Liquid Chromatography coupled to tandem mass spectrometry (LC-MS/MS) is widely employed in proteomics studies. Most commonly, the tandem mass spectra (MS2) serve for identification, while MS1 is used for quantification. However, relying solely on MS2 introduces biases and results in incomplete coverage of the available signal in MS1. In addition, MS2 scans make up around 90% of all acquired scans, equivalent to ~75% of measurement time, however, yielding redundant information in multi-run experiments. To optimize the MS1 data utilization rate, we introduce Scan-Wise Activation and Peak Selection (SWAPS) for MS1-based joint identification and quantification of peptides, with the aim of reducing the dependency on MS2 scans, freeing up measurement time and increasing throughput.

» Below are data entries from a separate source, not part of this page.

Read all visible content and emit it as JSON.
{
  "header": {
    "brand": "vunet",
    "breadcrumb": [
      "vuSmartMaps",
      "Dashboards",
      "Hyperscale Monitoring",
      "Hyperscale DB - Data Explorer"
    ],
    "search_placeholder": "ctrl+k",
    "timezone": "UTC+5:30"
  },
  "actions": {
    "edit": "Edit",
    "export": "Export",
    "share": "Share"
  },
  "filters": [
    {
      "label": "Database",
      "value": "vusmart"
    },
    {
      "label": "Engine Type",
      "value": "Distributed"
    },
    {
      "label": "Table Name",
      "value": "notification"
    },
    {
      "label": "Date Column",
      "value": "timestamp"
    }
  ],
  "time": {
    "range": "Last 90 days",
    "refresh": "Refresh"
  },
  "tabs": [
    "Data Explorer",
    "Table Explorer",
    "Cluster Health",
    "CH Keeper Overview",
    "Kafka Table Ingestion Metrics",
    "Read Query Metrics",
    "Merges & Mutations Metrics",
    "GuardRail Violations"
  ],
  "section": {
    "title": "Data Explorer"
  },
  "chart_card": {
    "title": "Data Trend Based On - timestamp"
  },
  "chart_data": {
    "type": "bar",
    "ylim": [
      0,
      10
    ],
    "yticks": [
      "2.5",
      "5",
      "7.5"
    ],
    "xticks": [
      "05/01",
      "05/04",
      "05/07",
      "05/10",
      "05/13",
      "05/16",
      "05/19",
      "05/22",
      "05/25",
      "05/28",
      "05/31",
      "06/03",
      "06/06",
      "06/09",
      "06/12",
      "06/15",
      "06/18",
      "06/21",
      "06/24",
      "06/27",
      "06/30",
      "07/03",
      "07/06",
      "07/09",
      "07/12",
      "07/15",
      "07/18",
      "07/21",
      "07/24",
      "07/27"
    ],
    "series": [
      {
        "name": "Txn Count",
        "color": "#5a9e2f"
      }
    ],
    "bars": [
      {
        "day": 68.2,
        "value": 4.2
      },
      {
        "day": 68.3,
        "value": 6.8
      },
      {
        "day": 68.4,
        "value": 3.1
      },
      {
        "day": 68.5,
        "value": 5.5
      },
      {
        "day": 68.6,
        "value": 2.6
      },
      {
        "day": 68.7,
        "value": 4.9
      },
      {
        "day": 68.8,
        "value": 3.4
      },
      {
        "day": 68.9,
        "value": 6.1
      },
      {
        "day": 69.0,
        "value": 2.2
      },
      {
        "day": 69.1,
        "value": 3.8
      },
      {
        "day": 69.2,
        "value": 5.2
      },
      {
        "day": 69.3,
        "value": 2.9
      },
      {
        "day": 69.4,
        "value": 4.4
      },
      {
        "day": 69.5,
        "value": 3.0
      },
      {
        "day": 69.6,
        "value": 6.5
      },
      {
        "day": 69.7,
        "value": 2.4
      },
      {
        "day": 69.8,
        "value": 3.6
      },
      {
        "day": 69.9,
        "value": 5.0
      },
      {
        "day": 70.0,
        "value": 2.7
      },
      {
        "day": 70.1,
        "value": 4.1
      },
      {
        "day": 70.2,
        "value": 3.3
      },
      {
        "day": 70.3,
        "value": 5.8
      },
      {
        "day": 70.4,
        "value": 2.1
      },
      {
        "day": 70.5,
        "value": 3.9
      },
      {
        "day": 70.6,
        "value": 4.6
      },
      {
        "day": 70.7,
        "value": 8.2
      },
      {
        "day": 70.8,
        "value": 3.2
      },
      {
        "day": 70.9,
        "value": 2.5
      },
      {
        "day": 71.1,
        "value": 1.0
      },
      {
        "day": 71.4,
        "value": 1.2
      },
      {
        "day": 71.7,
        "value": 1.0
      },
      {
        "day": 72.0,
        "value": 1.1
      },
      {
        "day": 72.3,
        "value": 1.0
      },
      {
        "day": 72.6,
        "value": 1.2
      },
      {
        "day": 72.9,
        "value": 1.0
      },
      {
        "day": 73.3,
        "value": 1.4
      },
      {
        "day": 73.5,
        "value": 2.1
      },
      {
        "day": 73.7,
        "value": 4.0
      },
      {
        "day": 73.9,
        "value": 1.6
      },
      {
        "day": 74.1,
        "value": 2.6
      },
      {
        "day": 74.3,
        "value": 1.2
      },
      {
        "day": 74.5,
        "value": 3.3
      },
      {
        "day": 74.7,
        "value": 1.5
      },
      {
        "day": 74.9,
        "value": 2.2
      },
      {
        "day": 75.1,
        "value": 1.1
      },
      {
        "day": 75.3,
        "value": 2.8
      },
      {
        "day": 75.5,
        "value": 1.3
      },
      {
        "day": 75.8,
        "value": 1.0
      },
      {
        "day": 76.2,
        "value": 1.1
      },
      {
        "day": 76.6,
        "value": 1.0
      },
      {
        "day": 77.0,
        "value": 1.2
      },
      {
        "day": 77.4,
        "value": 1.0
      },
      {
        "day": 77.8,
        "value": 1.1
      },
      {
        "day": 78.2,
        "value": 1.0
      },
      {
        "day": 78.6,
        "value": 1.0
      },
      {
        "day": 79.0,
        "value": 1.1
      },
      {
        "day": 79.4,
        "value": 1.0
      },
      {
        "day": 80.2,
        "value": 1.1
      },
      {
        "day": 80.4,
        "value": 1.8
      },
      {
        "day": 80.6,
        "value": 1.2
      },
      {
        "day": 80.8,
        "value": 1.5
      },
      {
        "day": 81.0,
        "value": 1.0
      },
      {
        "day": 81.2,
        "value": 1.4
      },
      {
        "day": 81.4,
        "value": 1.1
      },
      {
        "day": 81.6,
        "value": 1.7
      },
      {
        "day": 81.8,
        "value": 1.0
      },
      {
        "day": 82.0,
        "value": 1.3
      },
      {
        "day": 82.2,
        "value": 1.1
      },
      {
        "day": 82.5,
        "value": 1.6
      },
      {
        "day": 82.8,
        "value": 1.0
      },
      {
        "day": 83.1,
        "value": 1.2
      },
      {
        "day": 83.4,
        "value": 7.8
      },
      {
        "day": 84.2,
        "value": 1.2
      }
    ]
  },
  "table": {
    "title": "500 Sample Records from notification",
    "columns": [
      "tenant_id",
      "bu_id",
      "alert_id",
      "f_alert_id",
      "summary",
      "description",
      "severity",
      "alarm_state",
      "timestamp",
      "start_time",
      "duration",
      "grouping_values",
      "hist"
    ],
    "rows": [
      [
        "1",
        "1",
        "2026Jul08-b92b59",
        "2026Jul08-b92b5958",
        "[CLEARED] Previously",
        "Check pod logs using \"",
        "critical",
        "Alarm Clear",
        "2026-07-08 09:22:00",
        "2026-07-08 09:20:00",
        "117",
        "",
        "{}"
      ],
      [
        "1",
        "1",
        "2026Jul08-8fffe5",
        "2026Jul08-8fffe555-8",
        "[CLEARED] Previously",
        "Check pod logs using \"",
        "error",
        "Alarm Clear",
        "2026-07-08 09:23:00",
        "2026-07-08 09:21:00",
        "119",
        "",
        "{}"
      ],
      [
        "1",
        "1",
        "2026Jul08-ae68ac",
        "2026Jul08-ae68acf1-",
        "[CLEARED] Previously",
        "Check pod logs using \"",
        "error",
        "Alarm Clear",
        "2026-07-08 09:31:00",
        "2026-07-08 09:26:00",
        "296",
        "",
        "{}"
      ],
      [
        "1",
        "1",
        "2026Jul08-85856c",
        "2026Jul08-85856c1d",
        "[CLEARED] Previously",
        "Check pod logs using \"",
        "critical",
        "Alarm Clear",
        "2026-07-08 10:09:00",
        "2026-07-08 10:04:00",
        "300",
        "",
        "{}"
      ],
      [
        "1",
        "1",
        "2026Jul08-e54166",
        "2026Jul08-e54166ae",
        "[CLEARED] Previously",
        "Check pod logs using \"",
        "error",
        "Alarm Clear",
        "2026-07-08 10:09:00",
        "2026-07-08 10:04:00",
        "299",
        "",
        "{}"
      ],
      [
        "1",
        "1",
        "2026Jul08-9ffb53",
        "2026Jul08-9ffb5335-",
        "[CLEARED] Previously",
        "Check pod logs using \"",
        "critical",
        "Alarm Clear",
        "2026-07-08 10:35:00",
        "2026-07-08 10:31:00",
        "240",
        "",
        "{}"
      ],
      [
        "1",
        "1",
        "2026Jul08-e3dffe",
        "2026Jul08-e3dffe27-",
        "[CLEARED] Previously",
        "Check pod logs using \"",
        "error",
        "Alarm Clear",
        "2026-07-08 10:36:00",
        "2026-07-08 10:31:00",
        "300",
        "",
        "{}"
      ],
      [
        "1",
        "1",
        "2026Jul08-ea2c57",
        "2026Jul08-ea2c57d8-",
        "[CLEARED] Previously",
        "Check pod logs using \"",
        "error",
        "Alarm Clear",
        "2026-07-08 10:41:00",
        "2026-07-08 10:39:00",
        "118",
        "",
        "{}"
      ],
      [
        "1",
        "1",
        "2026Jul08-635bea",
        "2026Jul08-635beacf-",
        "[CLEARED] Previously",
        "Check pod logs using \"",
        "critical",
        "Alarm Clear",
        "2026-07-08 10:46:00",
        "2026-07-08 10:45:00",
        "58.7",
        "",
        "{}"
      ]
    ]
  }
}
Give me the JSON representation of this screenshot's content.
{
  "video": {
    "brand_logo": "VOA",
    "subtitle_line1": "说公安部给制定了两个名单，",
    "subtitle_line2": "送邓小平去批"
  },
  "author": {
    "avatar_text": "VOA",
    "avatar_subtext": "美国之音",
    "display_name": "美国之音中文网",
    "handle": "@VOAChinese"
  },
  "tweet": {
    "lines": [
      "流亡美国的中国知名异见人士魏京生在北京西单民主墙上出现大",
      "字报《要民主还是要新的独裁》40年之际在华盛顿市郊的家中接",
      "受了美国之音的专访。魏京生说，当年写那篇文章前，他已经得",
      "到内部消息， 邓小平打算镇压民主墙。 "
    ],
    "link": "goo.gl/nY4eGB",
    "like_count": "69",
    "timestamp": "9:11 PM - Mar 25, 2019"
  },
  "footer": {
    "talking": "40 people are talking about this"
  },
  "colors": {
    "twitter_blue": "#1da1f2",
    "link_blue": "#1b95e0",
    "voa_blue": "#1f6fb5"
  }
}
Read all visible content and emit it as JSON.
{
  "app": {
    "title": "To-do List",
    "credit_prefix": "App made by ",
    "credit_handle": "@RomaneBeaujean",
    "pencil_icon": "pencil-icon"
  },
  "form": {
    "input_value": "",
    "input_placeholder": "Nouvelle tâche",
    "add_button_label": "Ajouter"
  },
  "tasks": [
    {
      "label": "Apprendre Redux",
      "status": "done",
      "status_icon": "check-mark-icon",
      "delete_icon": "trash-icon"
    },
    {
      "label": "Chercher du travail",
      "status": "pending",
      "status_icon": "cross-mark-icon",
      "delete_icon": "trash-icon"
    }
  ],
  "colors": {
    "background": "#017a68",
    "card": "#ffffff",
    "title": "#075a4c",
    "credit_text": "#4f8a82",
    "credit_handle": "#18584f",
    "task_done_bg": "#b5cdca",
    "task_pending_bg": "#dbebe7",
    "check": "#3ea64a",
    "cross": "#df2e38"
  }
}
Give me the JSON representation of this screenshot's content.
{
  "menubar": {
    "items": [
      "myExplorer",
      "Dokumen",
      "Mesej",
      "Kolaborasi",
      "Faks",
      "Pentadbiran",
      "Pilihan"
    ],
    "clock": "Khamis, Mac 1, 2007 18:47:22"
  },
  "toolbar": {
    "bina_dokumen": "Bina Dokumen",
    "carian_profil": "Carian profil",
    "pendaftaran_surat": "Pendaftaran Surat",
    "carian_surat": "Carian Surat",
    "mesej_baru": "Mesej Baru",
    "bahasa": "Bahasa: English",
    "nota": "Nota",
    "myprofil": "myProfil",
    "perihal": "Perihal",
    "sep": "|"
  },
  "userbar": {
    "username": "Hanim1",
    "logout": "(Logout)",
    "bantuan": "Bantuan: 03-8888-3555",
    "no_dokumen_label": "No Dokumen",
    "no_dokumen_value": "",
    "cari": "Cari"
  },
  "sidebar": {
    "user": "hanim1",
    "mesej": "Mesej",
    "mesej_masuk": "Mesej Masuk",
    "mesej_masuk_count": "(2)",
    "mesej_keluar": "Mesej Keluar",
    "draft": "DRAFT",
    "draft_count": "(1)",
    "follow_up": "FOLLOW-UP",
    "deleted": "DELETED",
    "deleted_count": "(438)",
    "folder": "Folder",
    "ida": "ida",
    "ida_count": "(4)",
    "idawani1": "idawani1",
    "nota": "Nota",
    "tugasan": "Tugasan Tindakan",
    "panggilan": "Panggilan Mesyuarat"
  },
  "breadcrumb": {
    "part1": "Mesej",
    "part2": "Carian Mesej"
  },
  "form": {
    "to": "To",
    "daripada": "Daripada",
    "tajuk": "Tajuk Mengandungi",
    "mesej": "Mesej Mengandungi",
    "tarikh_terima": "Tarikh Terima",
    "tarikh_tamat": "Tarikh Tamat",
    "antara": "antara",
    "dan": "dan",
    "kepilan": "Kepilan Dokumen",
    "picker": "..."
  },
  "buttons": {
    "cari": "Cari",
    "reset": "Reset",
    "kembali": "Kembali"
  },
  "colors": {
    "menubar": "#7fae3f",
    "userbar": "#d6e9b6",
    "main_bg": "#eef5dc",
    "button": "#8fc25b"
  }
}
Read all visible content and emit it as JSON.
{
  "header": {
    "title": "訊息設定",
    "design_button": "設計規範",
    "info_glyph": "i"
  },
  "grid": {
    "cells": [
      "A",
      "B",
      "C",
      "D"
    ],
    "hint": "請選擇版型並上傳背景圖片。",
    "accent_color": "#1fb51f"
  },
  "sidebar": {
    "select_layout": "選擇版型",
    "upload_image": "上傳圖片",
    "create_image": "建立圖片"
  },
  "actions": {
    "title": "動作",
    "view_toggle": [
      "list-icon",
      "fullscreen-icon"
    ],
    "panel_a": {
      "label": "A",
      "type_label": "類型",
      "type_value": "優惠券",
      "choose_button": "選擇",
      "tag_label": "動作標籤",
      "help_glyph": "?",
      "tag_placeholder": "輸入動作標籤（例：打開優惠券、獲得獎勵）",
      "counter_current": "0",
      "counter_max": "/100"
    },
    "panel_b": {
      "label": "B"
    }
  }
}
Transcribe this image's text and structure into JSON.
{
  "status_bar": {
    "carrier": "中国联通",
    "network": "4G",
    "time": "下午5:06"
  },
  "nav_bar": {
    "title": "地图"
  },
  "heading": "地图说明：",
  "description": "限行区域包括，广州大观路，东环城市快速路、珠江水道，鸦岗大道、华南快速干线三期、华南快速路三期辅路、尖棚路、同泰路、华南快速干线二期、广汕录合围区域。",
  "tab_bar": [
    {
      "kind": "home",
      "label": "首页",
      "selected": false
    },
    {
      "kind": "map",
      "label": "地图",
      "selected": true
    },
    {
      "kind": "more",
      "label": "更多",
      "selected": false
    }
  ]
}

In SWAPS, MS1 signals are de-convoluted in a scan-by-scan manner. For each MS1 scan, we construct a dictionary of potential observable peptides from either an in silico digestion or prior deep proteome measurements, described by their accurate mass, isotope pattern, predicted retention time (RT), charge state, and ion mobility (IM). The joint identification and quantification are formulated as a sparse coding problem, i.e. finding a sparse representation of the spectrum in the form of a linear combination of dictionary peptides, termed scan-wise activation. Scan-wise activations are concatenated for each peptide to form activation curves, which represent the inferred elution profile of a peptide. As a post-processing step, a Convolution Neural Network (CNN) is trained to detect and classify peaks in an activation curve in case multiple activation peaks are generated by the sparse coding.
Our results reveal that with accurate RT from single-shot experiments, the correlation between quantification outcomes from SWAPS (solely utilizing MS1 data) and MaxQuant (utilizing both MS1 and MS2 data) achieves a Pearson correlation coefficient of 0.95. Moreover, SWAPS successfully identified and quantified 82% of all peptide sequences detected in a corresponding deep proteome measurement, compared to only 28% identified in the same data when using MaxQuant. With predicted RT, SWAPS tends to recover multiple activation peaks for each peptide, leading to overestimation in peptide quantification. However, with the CNN-based peak selection model, the true peak can be identified for 85% of the peptides, resulting in a final Pearson correlation of 0.78. We are currently working towards further improvement on peak selection accuracy by integrating ion mobility, as well as charge distribution and ionization efficiency.
In conclusion, we highlight the feasibility and potential of leveraging MS1 information with SWAPS, demonstrating the potential of achieving higher throughput and higher measurement depth without additional experimental effort, enhancing efficiency in proteomics analyses.